Monthly Archives: October 2010

Tips & Traps

I came across this excellent gathering of advice in Swedish on Gabriel Widings blog, and impulsively translated it into English. Gabriel is one of the authors of the book-slash-provocation deltagarkultur (“participatory culture”) and has spent as much time working with ARGs, collaborative writing and other kinds of participatory culture as he has with larp. So the list below includes but is not limited to the design of live-roleplaying events.

I think it pinpoints precisely how to avoid the mistakes that are usually comitted by people in the Established Arts (theatre, cinema, performance etc.) who try to engage their “audiences” in interactivity or participation, and it also offers up some eternal larpwriting truths. As with most holy text, there is space here for both interpretation and heresy.

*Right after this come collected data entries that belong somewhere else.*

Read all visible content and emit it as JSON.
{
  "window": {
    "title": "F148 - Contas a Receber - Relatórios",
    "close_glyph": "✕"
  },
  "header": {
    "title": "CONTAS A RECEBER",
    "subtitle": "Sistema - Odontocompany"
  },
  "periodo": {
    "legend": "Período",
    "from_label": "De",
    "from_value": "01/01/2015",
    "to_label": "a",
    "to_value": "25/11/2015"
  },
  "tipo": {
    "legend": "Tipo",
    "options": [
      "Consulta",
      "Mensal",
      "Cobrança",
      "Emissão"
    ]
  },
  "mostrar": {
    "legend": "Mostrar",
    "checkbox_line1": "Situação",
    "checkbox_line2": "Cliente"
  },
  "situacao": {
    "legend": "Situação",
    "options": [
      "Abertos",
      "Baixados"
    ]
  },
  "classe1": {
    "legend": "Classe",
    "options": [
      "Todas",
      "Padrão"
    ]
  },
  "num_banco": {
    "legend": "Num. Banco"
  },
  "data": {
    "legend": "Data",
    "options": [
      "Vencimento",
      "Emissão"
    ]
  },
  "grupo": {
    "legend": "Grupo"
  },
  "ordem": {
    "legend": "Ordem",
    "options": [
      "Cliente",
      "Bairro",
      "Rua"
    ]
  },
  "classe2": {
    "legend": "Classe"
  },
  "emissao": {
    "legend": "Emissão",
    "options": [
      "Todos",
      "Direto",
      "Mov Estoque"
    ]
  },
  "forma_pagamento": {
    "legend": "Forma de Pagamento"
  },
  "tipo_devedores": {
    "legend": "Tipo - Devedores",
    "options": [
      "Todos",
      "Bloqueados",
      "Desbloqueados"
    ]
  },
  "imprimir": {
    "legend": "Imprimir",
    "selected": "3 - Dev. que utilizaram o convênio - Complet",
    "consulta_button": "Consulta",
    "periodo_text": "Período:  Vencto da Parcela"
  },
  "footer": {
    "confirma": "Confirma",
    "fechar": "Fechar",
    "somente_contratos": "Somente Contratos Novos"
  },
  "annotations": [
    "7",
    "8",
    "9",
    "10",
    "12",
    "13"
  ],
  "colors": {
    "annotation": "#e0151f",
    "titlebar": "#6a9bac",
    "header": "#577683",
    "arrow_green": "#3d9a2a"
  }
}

The author, Gabriel Widing, in front of the whiteboard busily making culture
The author, Gabriel Widing, in front of the whiteboard busily making culture

Tips and traps when making participatory culture

By Gabriel Widing

Tips:
  • Communicate the agreement clearly and explicitly. Only when the participant knows the rules of play, that is: how communication and participation are meant to be done, is she confident enough to act.
  • Consider banning passive spectators and documentation. The external, critical, view is not always productive. It may in some cases prevent participatory action. People do not behave the same way in front of a camera as they do in front of confidantes. Documentation usually fails at capturing the qualities of a participatory work, but easily pushes participants from dialogic action to simple performance.